Coughing, especially with an increase in mucus production, and chest pain occur when your elderly family member’s lungs are trying to work harder than they should be. These coughing fits often begin because your elderly family member is out of breath and they end with her being even more short of breath. Talk to her doctor about what she can do to help alleviate pain and other problems with these episodes.
Her Extremities Are Swelling.
The lungs work in concert with the circulatory system to keep fluids moving throughout the body. For someone with COPD, neither system is working as well as it should be. What that ends up meaning is that your aging family member can experience swelling in her legs and sometimes in her hands. This can get worse over time.
She’s Feeling Tired or Weaker than Usual.
The problem with needing more and more energy just to keep doing the basic tasks in life is that it leaves your senior feeling tired and even weaker than she should normally be feeling. When this happens more and more often for your senior, she may find that she often starts tasks and then isn’t able to finish them. That can start to mean that your senior’s home is in a constant state of chaos.
She’s Having Trouble Breathing.
With all of the coughing, weakness, and poor circulation, your senior may start to notice that she’s also having trouble feeling like she’s getting a full breath. Shortness of breath can leave your elderly family member breathing more and more shallowly, which becomes a vicious cycle.

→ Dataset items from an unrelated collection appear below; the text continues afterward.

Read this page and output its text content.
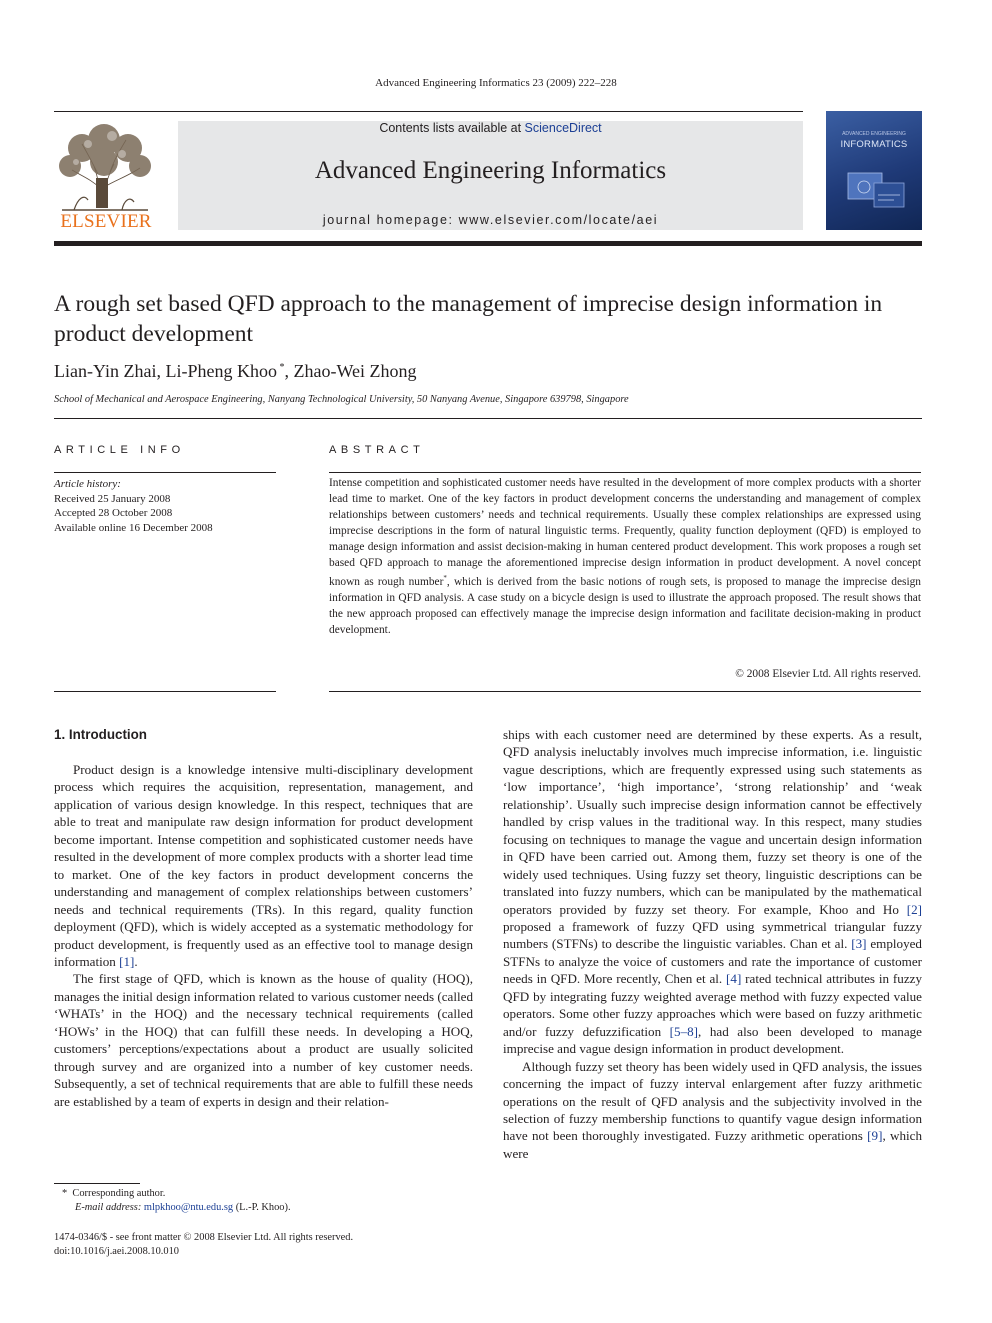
Advanced Engineering Informatics 23 (2009) 222–228
ELSEVIER
Contents lists available at ScienceDirect
Advanced Engineering Informatics
journal homepage: www.elsevier.com/locate/aei
ADVANCED ENGINEERING
INFORMATICS
A rough set based QFD approach to the management of imprecise design information in product development
Lian-Yin Zhai, Li-Pheng Khoo *, Zhao-Wei Zhong
School of Mechanical and Aerospace Engineering, Nanyang Technological University, 50 Nanyang Avenue, Singapore 639798, Singapore
ARTICLE INFO
Article history:
Received 25 January 2008
Accepted 28 October 2008
Available online 16 December 2008
ABSTRACT
Intense competition and sophisticated customer needs have resulted in the development of more complex products with a shorter lead time to market. One of the key factors in product development concerns the understanding and management of complex relationships between customers’ needs and technical requirements. Usually these complex relationships are expressed using imprecise descriptions in the form of natural linguistic terms. Frequently, quality function deployment (QFD) is employed to manage design information and assist decision-making in human centered product development. This work proposes a rough set based QFD approach to manage the aforementioned imprecise design information in product development. A novel concept known as rough number*, which is derived from the basic notions of rough sets, is proposed to manage the imprecise design information in QFD analysis. A case study on a bicycle design is used to illustrate the approach proposed. The result shows that the new approach proposed can effectively manage the imprecise design information and facilitate decision-making in product development.
© 2008 Elsevier Ltd. All rights reserved.
1. Introduction

Product design is a knowledge intensive multi-disciplinary development process which requires the acquisition, representation, management, and application of various design knowledge. In this respect, techniques that are able to treat and manipulate raw design information for product development become important. Intense competition and sophisticated customer needs have resulted in the development of more complex products with a shorter lead time to market. One of the key factors in product development concerns the understanding and management of complex relationships between customers’ needs and technical requirements (TRs). In this regard, quality function deployment (QFD), which is widely accepted as a systematic methodology for product development, is frequently used as an effective tool to manage design information [1].

The first stage of QFD, which is known as the house of quality (HOQ), manages the initial design information related to various customer needs (called ‘WHATs’ in the HOQ) and the necessary technical requirements (called ‘HOWs’ in the HOQ) that can fulfill these needs. In developing a HOQ, customers’ perceptions/expectations about a product are usually solicited through survey and are organized into a number of key customer needs. Subsequently, a set of technical requirements that are able to fulfill these needs are established by a team of experts in design and their relation-

ships with each customer need are determined by these experts. As a result, QFD analysis ineluctably involves much imprecise information, i.e. linguistic vague descriptions, which are frequently expressed using such statements as ‘low importance’, ‘high importance’, ‘strong relationship’ and ‘weak relationship’. Usually such imprecise design information cannot be effectively handled by crisp values in the traditional way. In this respect, many studies focusing on techniques to manage the vague and uncertain design information in QFD have been carried out. Among them, fuzzy set theory is one of the widely used techniques. Using fuzzy set theory, linguistic descriptions can be translated into fuzzy numbers, which can be manipulated by the mathematical operators provided by fuzzy set theory. For example, Khoo and Ho [2] proposed a framework of fuzzy QFD using symmetrical triangular fuzzy numbers (STFNs) to describe the linguistic variables. Chan et al. [3] employed STFNs to analyze the voice of customers and rate the importance of customer needs in QFD. More recently, Chen et al. [4] rated technical attributes in fuzzy QFD by integrating fuzzy weighted average method with fuzzy expected value operators. Some other fuzzy approaches which were based on fuzzy arithmetic and/or fuzzy defuzzification [5–8], had also been developed to manage imprecise and vague design information in product development.

Although fuzzy set theory has been widely used in QFD analysis, the issues concerning the impact of fuzzy interval enlargement after fuzzy arithmetic operations on the result of QFD analysis and the subjectivity involved in the selection of fuzzy membership functions to quantify vague design information have not been thoroughly investigated. Fuzzy arithmetic operations [9], which were

* Corresponding author.
E-mail address: mlpkhoo@ntu.edu.sg (L.-P. Khoo).
1474-0346/$ - see front matter © 2008 Elsevier Ltd. All rights reserved.
doi:10.1016/j.aei.2008.10.010
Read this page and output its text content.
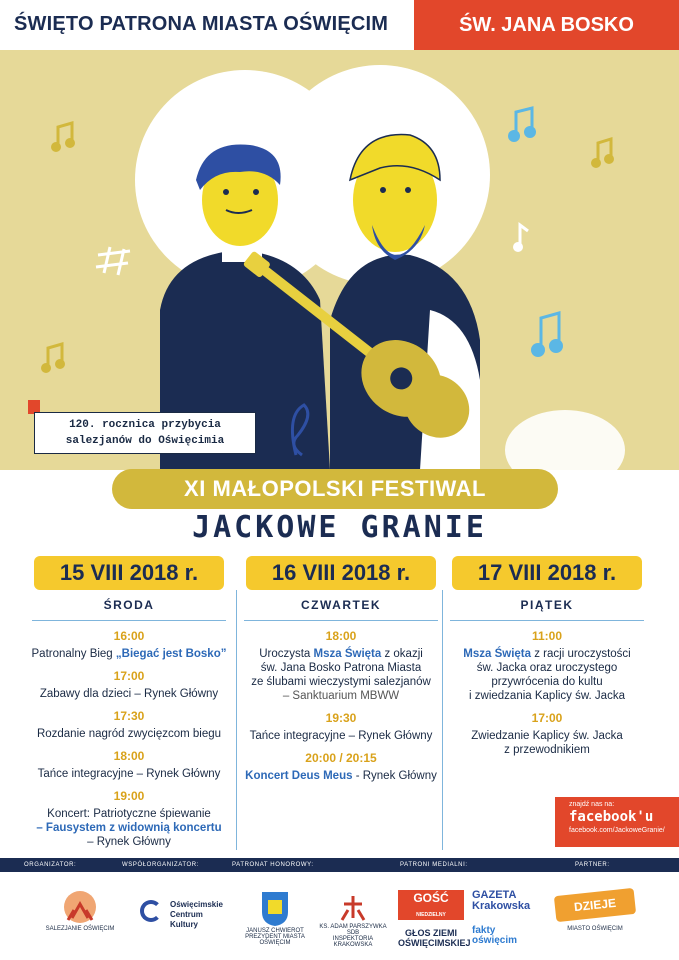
ŚWIĘTO PATRONA MIASTA OŚWIĘCIM	ŚW. JANA BOSKO
120. rocznica przybycia
salezjanów do Oświęcimia
XI MAŁOPOLSKI FESTIWAL
JACKOWE GRANIE
15 VIII 2018 r.
ŚRODA
16:00
Patronalny Bieg „Biegać jest Bosko”
17:00
Zabawy dla dzieci – Rynek Główny
17:30
Rozdanie nagród zwycięzcom biegu
18:00
Tańce integracyjne – Rynek Główny
19:00
Koncert: Patriotyczne śpiewanie
– Fausystem z widownią koncertu
– Rynek Główny
16 VIII 2018 r.
CZWARTEK
18:00
Uroczysta Msza Święta z okazji
św. Jana Bosko Patrona Miasta
ze ślubami wieczystymi salezjanów
– Sanktuarium MBWW
19:30
Tańce integracyjne – Rynek Główny
20:00 / 20:15
Koncert Deus Meus - Rynek Główny
17 VIII 2018 r.
PIĄTEK
11:00
Msza Święta z racji uroczystości
św. Jacka oraz uroczystego
przywrócenia do kultu
i zwiedzania Kaplicy św. Jacka
17:00
Zwiedzanie Kaplicy św. Jacka
z przewodnikiem
znajdź nas na:
facebook'u
facebook.com/JackoweGranie/
ORGANIZATOR:	WSPÓŁORGANIZATOR:	PATRONAT HONOROWY:	PATRONI MEDIALNI:	PARTNER:
SALEZJANIE OŚWIĘCIM
Oświęcimskie
Centrum
Kultury
JANUSZ CHWIEROT
PREZYDENT MIASTA OŚWIĘCIM
KS. ADAM PARSZYWKA SDB
INSPEKTORIA KRAKOWSKA
GOŚĆ NIEDZIELNY
GŁOS ZIEMI
OŚWIĘCIMSKIEJ
GAZETA
Krakowska
fakty
oświęcim
DZIEJE
MIASTO OŚWIĘCIM
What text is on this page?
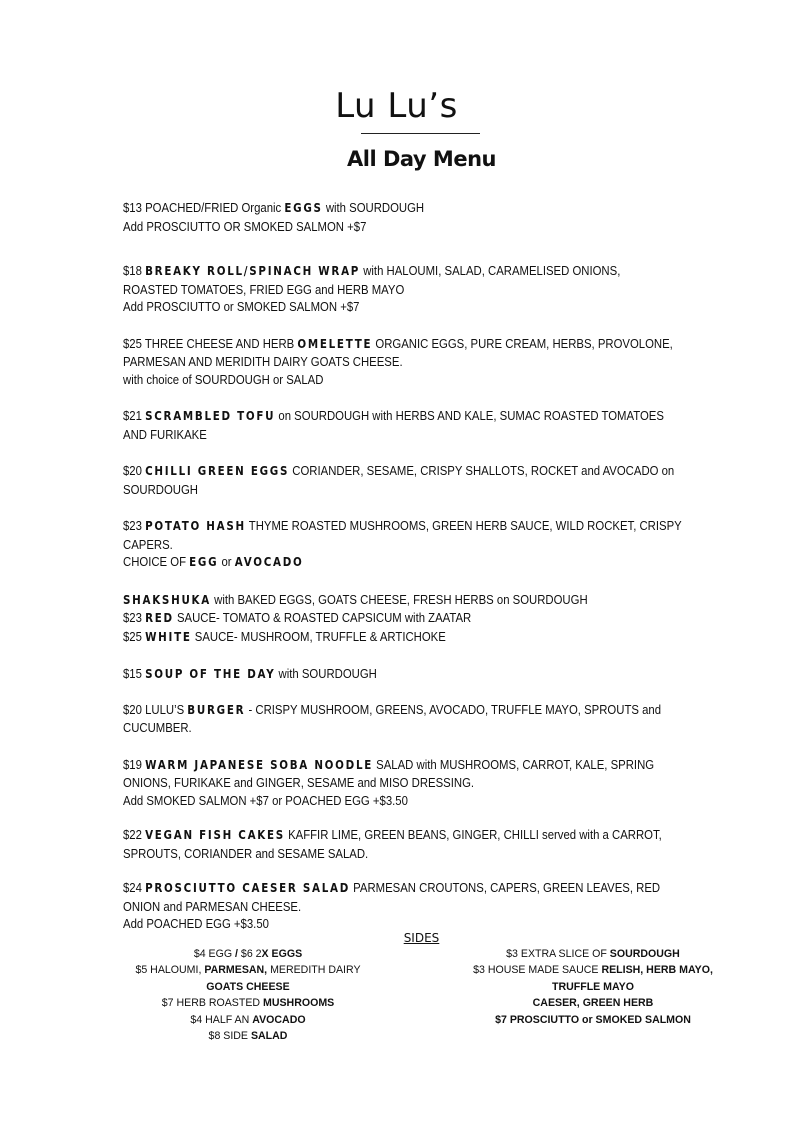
Lu Lu’s
All Day Menu
$13 POACHED/FRIED Organic EGGS with SOURDOUGH
Add PROSCIUTTO OR SMOKED SALMON +$7
$18 BREAKY ROLL/SPINACH WRAP with HALOUMI, SALAD, CARAMELISED ONIONS,
ROASTED TOMATOES, FRIED EGG and HERB MAYO
Add PROSCIUTTO or SMOKED SALMON +$7
$25 THREE CHEESE AND HERB OMELETTE ORGANIC EGGS, PURE CREAM, HERBS, PROVOLONE,
PARMESAN AND MERIDITH DAIRY GOATS CHEESE.
with choice of SOURDOUGH or SALAD
$21 SCRAMBLED TOFU on SOURDOUGH with HERBS AND KALE, SUMAC ROASTED TOMATOES
AND FURIKAKE
$20 CHILLI GREEN EGGS CORIANDER, SESAME, CRISPY SHALLOTS, ROCKET and AVOCADO on
SOURDOUGH
$23 POTATO HASH THYME ROASTED MUSHROOMS, GREEN HERB SAUCE, WILD ROCKET, CRISPY
CAPERS.
CHOICE OF EGG or AVOCADO
SHAKSHUKA with BAKED EGGS, GOATS CHEESE, FRESH HERBS on SOURDOUGH
$23 RED SAUCE- TOMATO & ROASTED CAPSICUM with ZAATAR
$25 WHITE SAUCE- MUSHROOM, TRUFFLE & ARTICHOKE
$15 SOUP OF THE DAY with SOURDOUGH
$20 LULU’S BURGER - CRISPY MUSHROOM, GREENS, AVOCADO, TRUFFLE MAYO, SPROUTS and
CUCUMBER.
$19 WARM JAPANESE SOBA NOODLE SALAD with MUSHROOMS, CARROT, KALE, SPRING
ONIONS, FURIKAKE and GINGER, SESAME and MISO DRESSING.
Add SMOKED SALMON +$7 or POACHED EGG +$3.50
$22 VEGAN FISH CAKES KAFFIR LIME, GREEN BEANS, GINGER, CHILLI served with a CARROT,
SPROUTS, CORIANDER and SESAME SALAD.
$24 PROSCIUTTO CAESER SALAD PARMESAN CROUTONS, CAPERS, GREEN LEAVES, RED
ONION and PARMESAN CHEESE.
Add POACHED EGG +$3.50
SIDES
$4 EGG / $6 2X EGGS
$5 HALOUMI, PARMESAN, MEREDITH DAIRY
GOATS CHEESE
$7 HERB ROASTED MUSHROOMS
$4 HALF AN AVOCADO
$8 SIDE SALAD
$3 EXTRA SLICE OF SOURDOUGH
$3 HOUSE MADE SAUCE RELISH, HERB MAYO,
TRUFFLE MAYO
CAESER, GREEN HERB
$7 PROSCIUTTO or SMOKED SALMON
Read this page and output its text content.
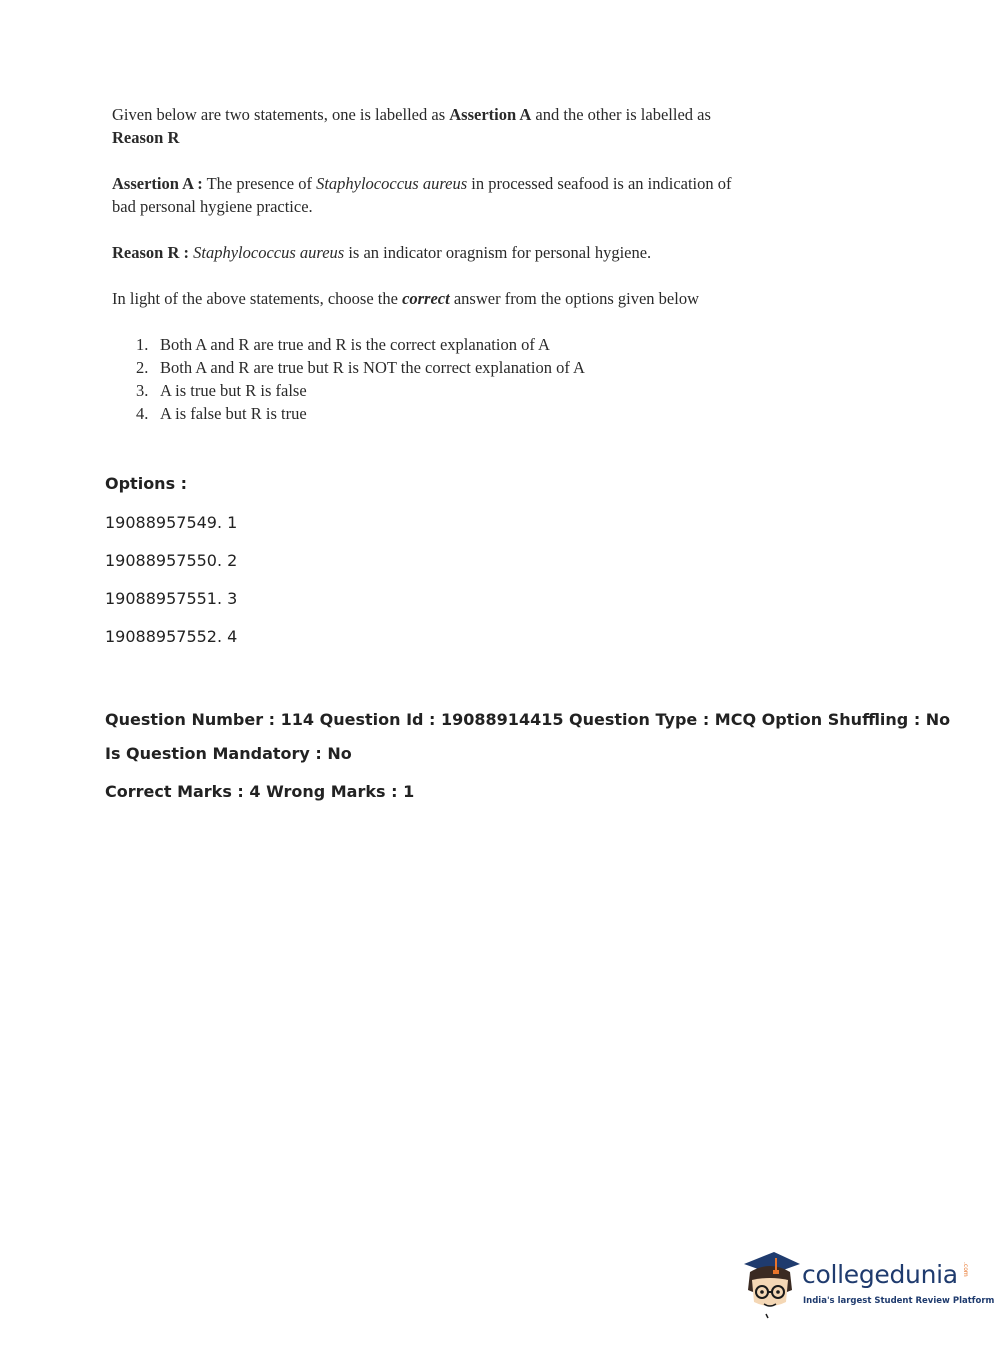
Given below are two statements, one is labelled as Assertion A and the other is labelled as
Reason R

Assertion A : The presence of Staphylococcus aureus in processed seafood is an indication of
bad personal hygiene practice.

Reason R : Staphylococcus aureus is an indicator oragnism for personal hygiene.

In light of the above statements, choose the correct answer from the options given below

1. Both A and R are true and R is the correct explanation of A
2. Both A and R are true but R is NOT the correct explanation of A
3. A is true but R is false
4. A is false but R is true
Options :
19088957549. 1
19088957550. 2
19088957551. 3
19088957552. 4
Question Number : 114 Question Id : 19088914415 Question Type : MCQ Option Shuffling : No
Is Question Mandatory : No
Correct Marks : 4 Wrong Marks : 1
collegedunia .com
India's largest Student Review Platform
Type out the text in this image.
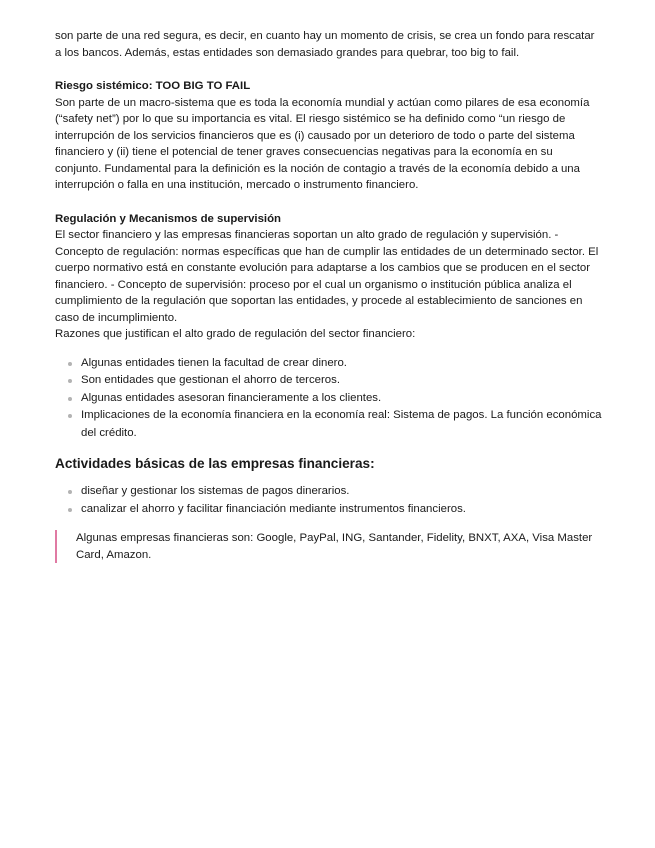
son parte de una red segura, es decir, en cuanto hay un momento de crisis, se crea un fondo para rescatar a los bancos. Además, estas entidades son demasiado grandes para quebrar, too big to fail.

Riesgo sistémico: TOO BIG TO FAIL

Son parte de un macro-sistema que es toda la economía mundial y actúan como pilares de esa economía (“safety net”) por lo que su importancia es vital. El riesgo sistémico se ha definido como “un riesgo de interrupción de los servicios financieros que es (i) causado por un deterioro de todo o parte del sistema financiero y (ii) tiene el potencial de tener graves consecuencias negativas para la economía en su conjunto. Fundamental para la definición es la noción de contagio a través de la economía debido a una interrupción o falla en una institución, mercado o instrumento financiero.

Regulación y Mecanismos de supervisión

El sector financiero y las empresas financieras soportan un alto grado de regulación y supervisión. - Concepto de regulación: normas específicas que han de cumplir las entidades de un determinado sector. El cuerpo normativo está en constante evolución para adaptarse a los cambios que se producen en el sector financiero. - Concepto de supervisión: proceso por el cual un organismo o institución pública analiza el cumplimiento de la regulación que soportan las entidades, y procede al establecimiento de sanciones en caso de incumplimiento.

Razones que justifican el alto grado de regulación del sector financiero:

Algunas entidades tienen la facultad de crear dinero.
Son entidades que gestionan el ahorro de terceros.
Algunas entidades asesoran financieramente a los clientes.
Implicaciones de la economía financiera en la economía real: Sistema de pagos. La función económica del crédito.
Actividades básicas de las empresas financieras:
diseñar y gestionar los sistemas de pagos dinerarios.
canalizar el ahorro y facilitar financiación mediante instrumentos financieros.
Algunas empresas financieras son: Google, PayPal, ING, Santander, Fidelity, BNXT, AXA, Visa Master Card, Amazon.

She’s Using Her Rescue Inhaler More.
As a result of shallow breathing, your senior may be using her rescue inhaler more than usual. Even if she uses maintenance medication, rescue inhalers can make a big difference for her. Her doctor may ask her to track when and how often she feels the need to use her rescue inhaler.
The more energy that your senior can conserve the more of that energy her body can use. That becomes more difficult as COPD advances and that’s why lining up help from elder care providers earlier rather than later is an excellent strategy.